Governor Kevin Stitt announced Monday in his annual State of the State speech a plan to pay some Oklahoma teachers up to $100,000.
The legislation behind this reference is House Bill 4388 and HB 4387, both sponsored by state Representative and Common Education Committee chairman Rhonda Baker of Yukon.
Baker said some details of the legislation still need to be sorted out in committee.
“We’re making sure that we’re recognizing who the best are, and we’re paying them above and beyond the salary schedule for the extra work that they do,” Baker said.
Local school districts will determine who their best and brightest teachers are in three tiers of increasingly valuable stipends: advanced, lead and master tier.
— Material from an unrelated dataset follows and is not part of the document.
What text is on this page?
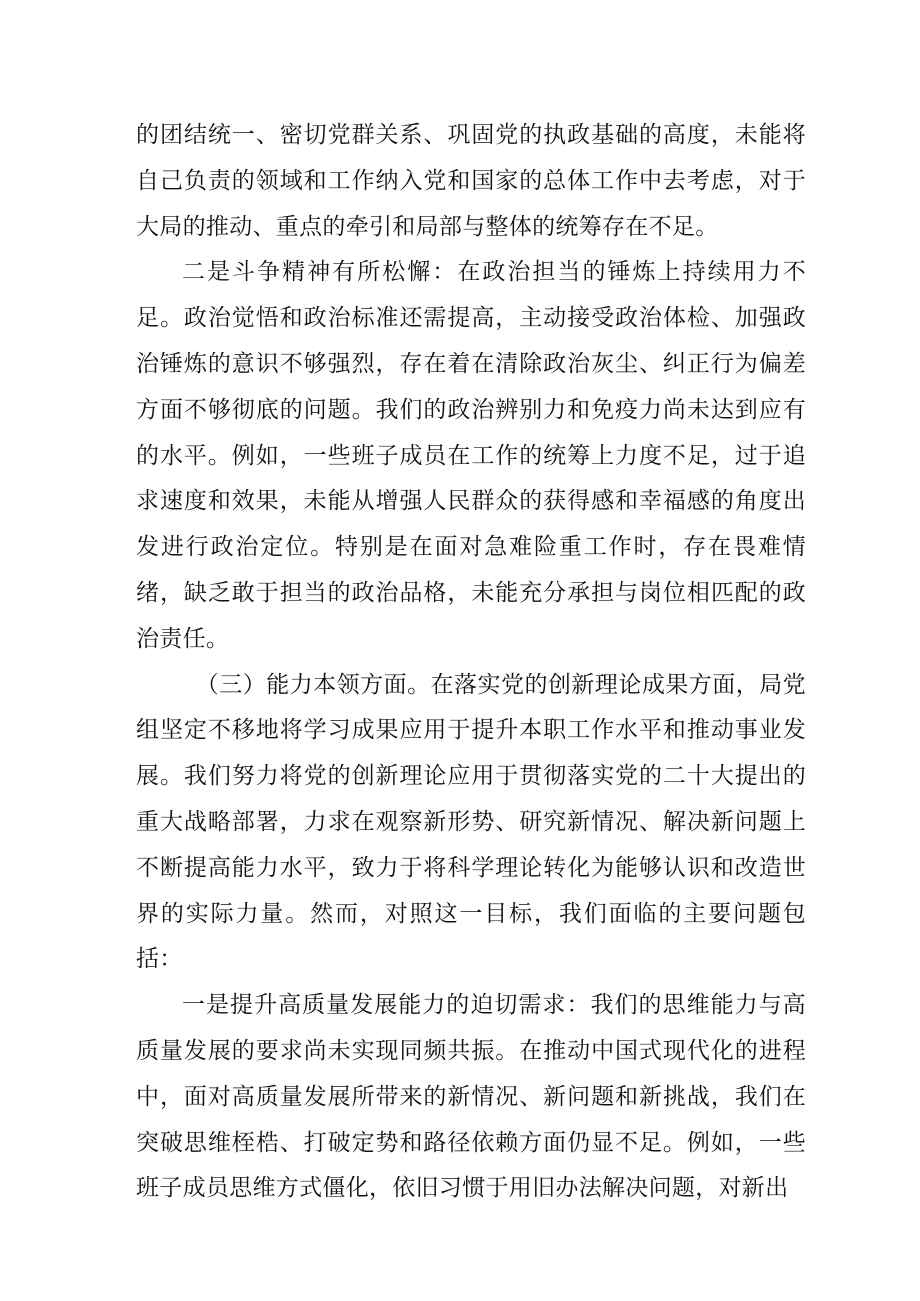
的团结统一、密切党群关系、巩固党的执政基础的高度，未能将自己负责的领域和工作纳入党和国家的总体工作中去考虑，对于大局的推动、重点的牵引和局部与整体的统筹存在不足。

二是斗争精神有所松懈：在政治担当的锤炼上持续用力不足。政治觉悟和政治标准还需提高，主动接受政治体检、加强政治锤炼的意识不够强烈，存在着在清除政治灰尘、纠正行为偏差方面不够彻底的问题。我们的政治辨别力和免疫力尚未达到应有的水平。例如，一些班子成员在工作的统筹上力度不足，过于追求速度和效果，未能从增强人民群众的获得感和幸福感的角度出发进行政治定位。特别是在面对急难险重工作时，存在畏难情绪，缺乏敢于担当的政治品格，未能充分承担与岗位相匹配的政治责任。

（三）能力本领方面。在落实党的创新理论成果方面，局党组坚定不移地将学习成果应用于提升本职工作水平和推动事业发展。我们努力将党的创新理论应用于贯彻落实党的二十大提出的重大战略部署，力求在观察新形势、研究新情况、解决新问题上不断提高能力水平，致力于将科学理论转化为能够认识和改造世界的实际力量。然而，对照这一目标，我们面临的主要问题包括：

一是提升高质量发展能力的迫切需求：我们的思维能力与高质量发展的要求尚未实现同频共振。在推动中国式现代化的进程中，面对高质量发展所带来的新情况、新问题和新挑战，我们在突破思维桎梏、打破定势和路径依赖方面仍显不足。例如，一些班子成员思维方式僵化，依旧习惯于用旧办法解决问题，对新出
“It could be teacher evaluations, it could be student performance, it could be their leadership requirements,” Baker said. “Maybe the mentorship skills that are so important.”
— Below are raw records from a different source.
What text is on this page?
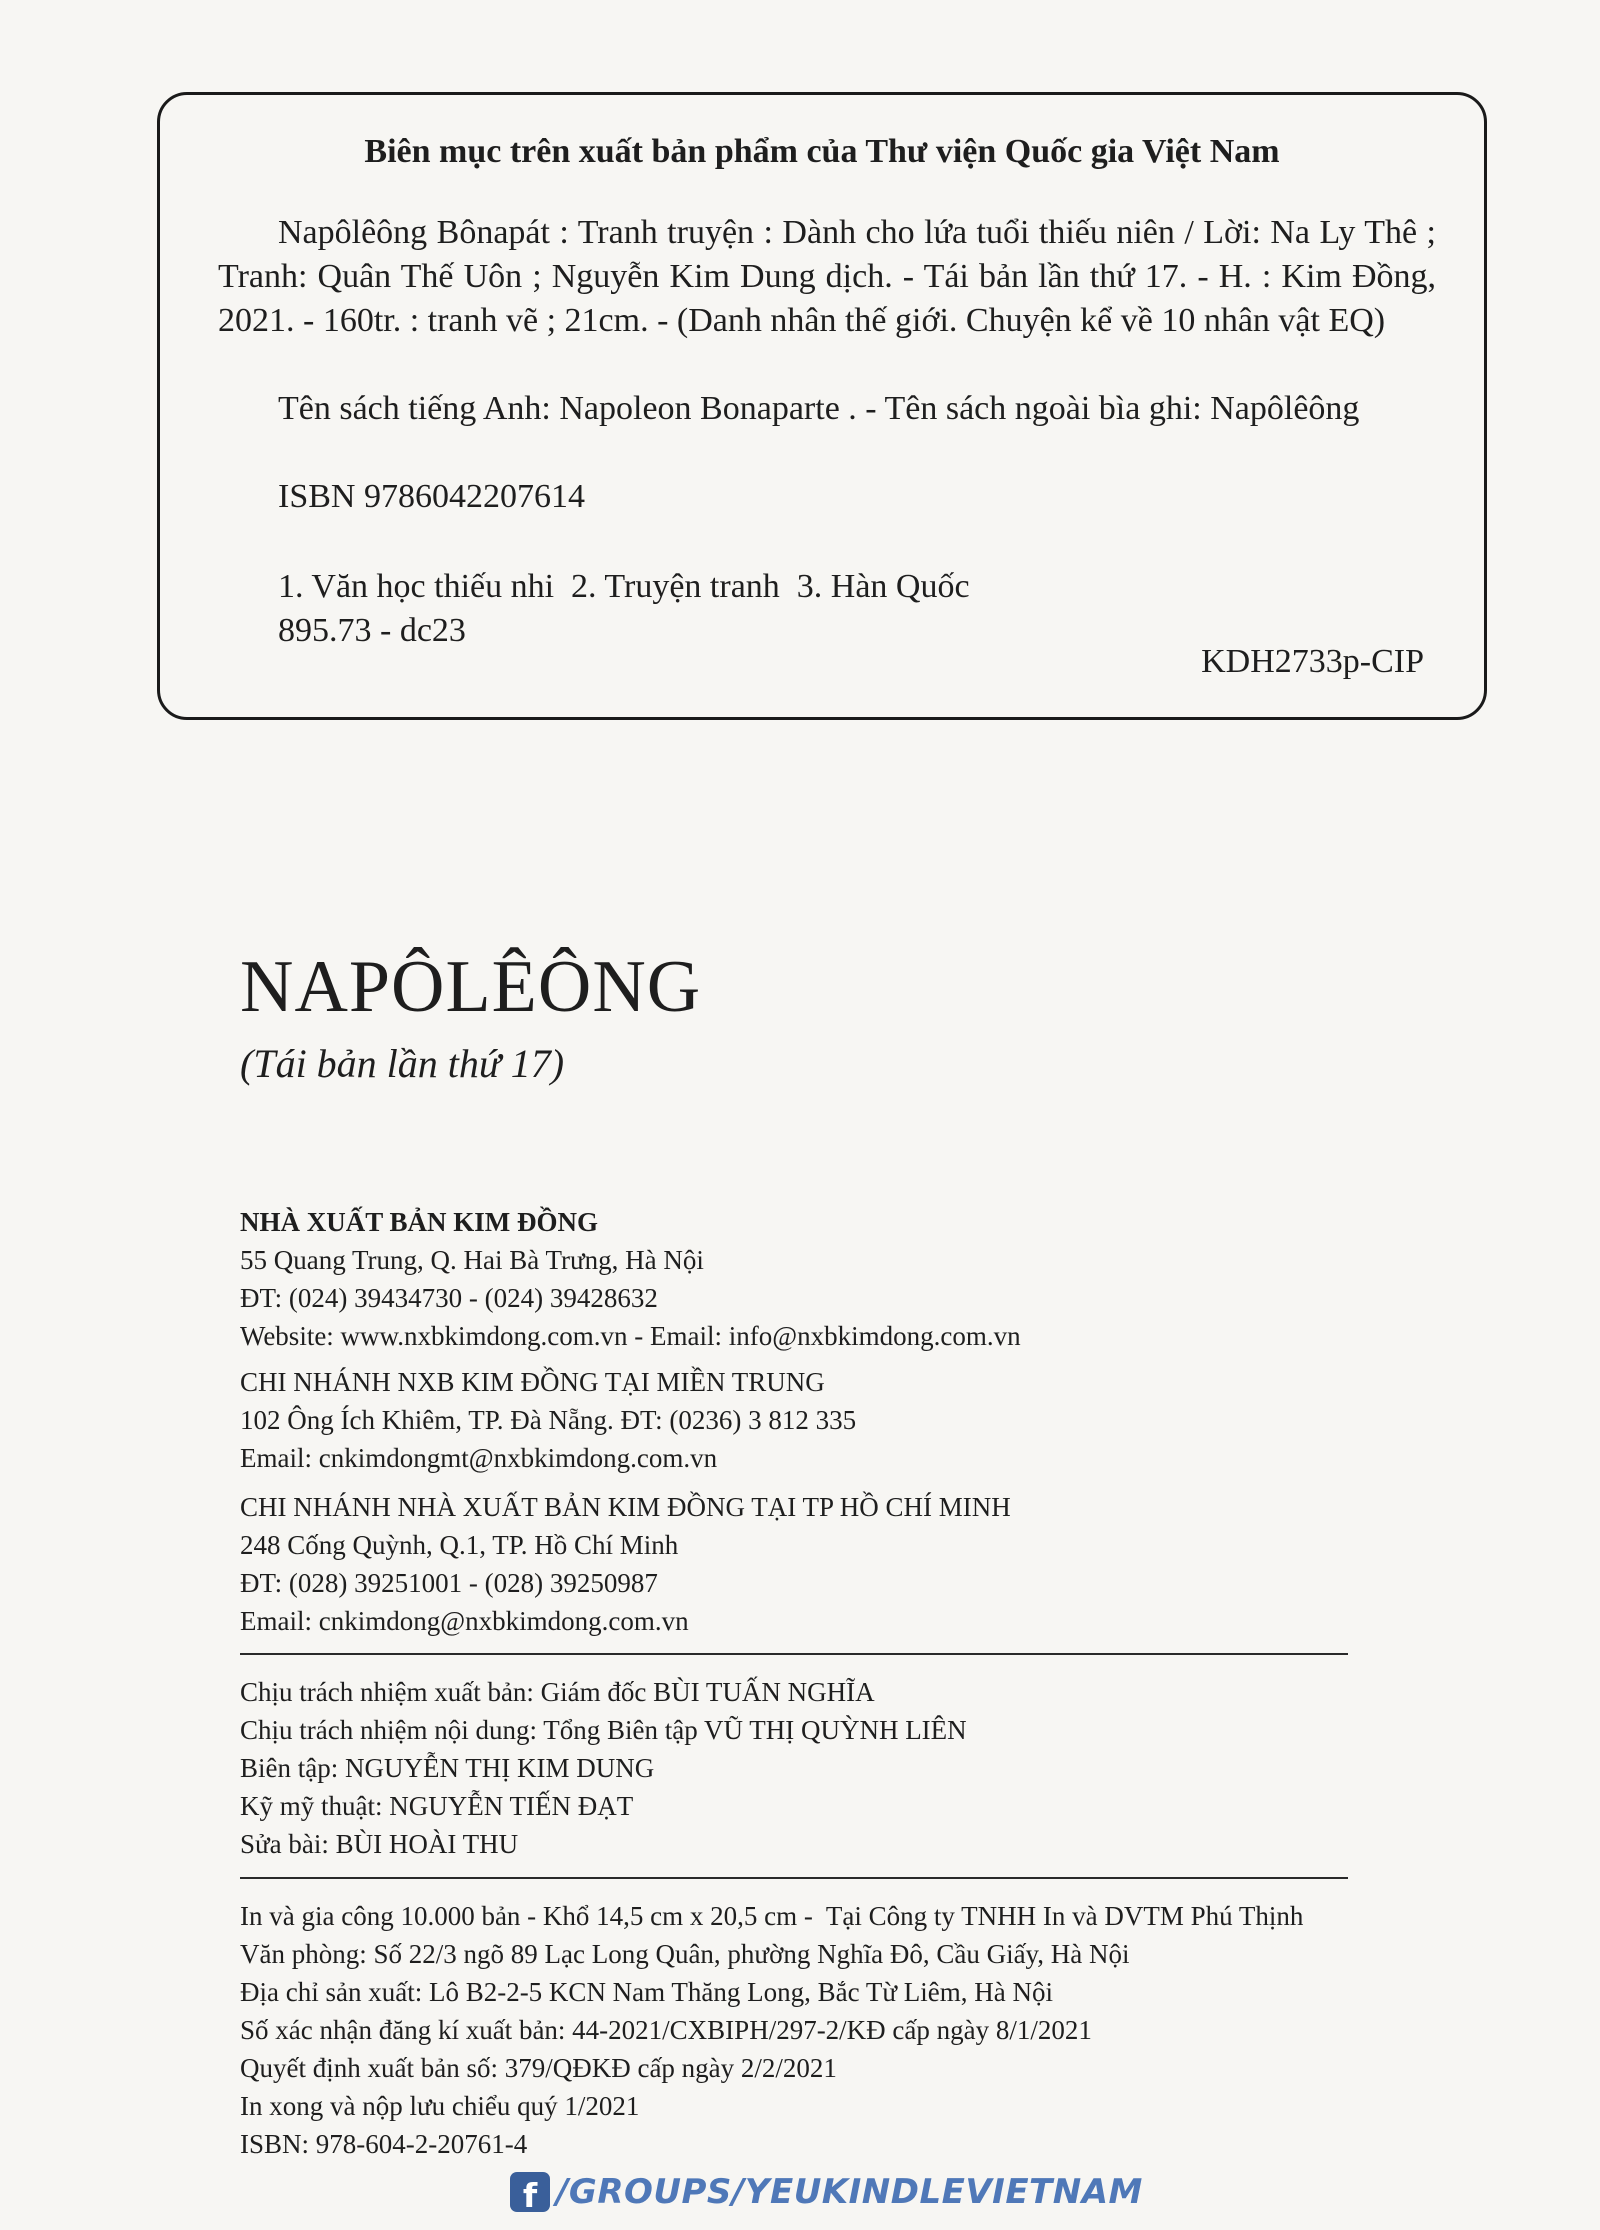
Biên mục trên xuất bản phẩm của Thư viện Quốc gia Việt Nam
Napôlêông Bônapát : Tranh truyện : Dành cho lứa tuổi thiếu niên / Lời: Na Ly Thê ; Tranh: Quân Thế Uôn ; Nguyễn Kim Dung dịch. - Tái bản lần thứ 17. - H. : Kim Đồng, 2021. - 160tr. : tranh vẽ ; 21cm. - (Danh nhân thế giới. Chuyện kể về 10 nhân vật EQ)
Tên sách tiếng Anh: Napoleon Bonaparte . - Tên sách ngoài bìa ghi: Napôlêông
ISBN 9786042207614
1. Văn học thiếu nhi  2. Truyện tranh  3. Hàn Quốc
895.73 - dc23
KDH2733p-CIP
NAPÔLÊÔNG
(Tái bản lần thứ 17)
NHÀ XUẤT BẢN KIM ĐỒNG
55 Quang Trung, Q. Hai Bà Trưng, Hà Nội
ĐT: (024) 39434730 - (024) 39428632
Website: www.nxbkimdong.com.vn - Email: info@nxbkimdong.com.vn
CHI NHÁNH NXB KIM ĐỒNG TẠI MIỀN TRUNG
102 Ông Ích Khiêm, TP. Đà Nẵng. ĐT: (0236) 3 812 335
Email: cnkimdongmt@nxbkimdong.com.vn
CHI NHÁNH NHÀ XUẤT BẢN KIM ĐỒNG TẠI TP HỒ CHÍ MINH
248 Cống Quỳnh, Q.1, TP. Hồ Chí Minh
ĐT: (028) 39251001 - (028) 39250987
Email: cnkimdong@nxbkimdong.com.vn
Chịu trách nhiệm xuất bản: Giám đốc BÙI TUẤN NGHĨA
Chịu trách nhiệm nội dung: Tổng Biên tập VŨ THỊ QUỲNH LIÊN
Biên tập: NGUYỄN THỊ KIM DUNG
Kỹ mỹ thuật: NGUYỄN TIẾN ĐẠT
Sửa bài: BÙI HOÀI THU
In và gia công 10.000 bản - Khổ 14,5 cm x 20,5 cm -  Tại Công ty TNHH In và DVTM Phú Thịnh
Văn phòng: Số 22/3 ngõ 89 Lạc Long Quân, phường Nghĩa Đô, Cầu Giấy, Hà Nội
Địa chỉ sản xuất: Lô B2-2-5 KCN Nam Thăng Long, Bắc Từ Liêm, Hà Nội
Số xác nhận đăng kí xuất bản: 44-2021/CXBIPH/297-2/KĐ cấp ngày 8/1/2021
Quyết định xuất bản số: 379/QĐKĐ cấp ngày 2/2/2021
In xong và nộp lưu chiểu quý 1/2021
ISBN: 978-604-2-20761-4
f /GROUPS/YEUKINDLEVIETNAM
Baker said a lot of teachers could qualify because many are already going above and beyond at their schools.
The legislation was initially developed during the 2018 teacher walkout, but it failed due to a lack of funding.
For eligible teachers to make $100,000 annually, it will take laying several aspects of the bills funding mechanism that could make it possible.
The Oklahoma Lottery Commission has contributed $60 million to the education fund.
Any revenues over that — up to an additional $20 million — will go into the Teacher Empowerment Fund to pay for the program.
It will be up to school districts to determine the stipend amount that each level of certification is worth. The Teacher Empowerment Fund will match that.
The minimum stipend in this program for advanced level teachers is $1,500. The recommended minimum for master level teachers is $5,000, but districts can choose to pay more.
There’s also an additional stipend for teachers at Title I schools or schools with less than 1,000 students written into the legislation.
“Now that we’ve got a funding mechanism to where we can match dollars, we are hopeful that will be able to actually see this bill and get it to fruition and have the teachers reap the rewards of it,” Baker said.
The governor was referring to a best-case scenario in terms of this legislation, not a sweeping reform of teaching salaries in Oklahoma.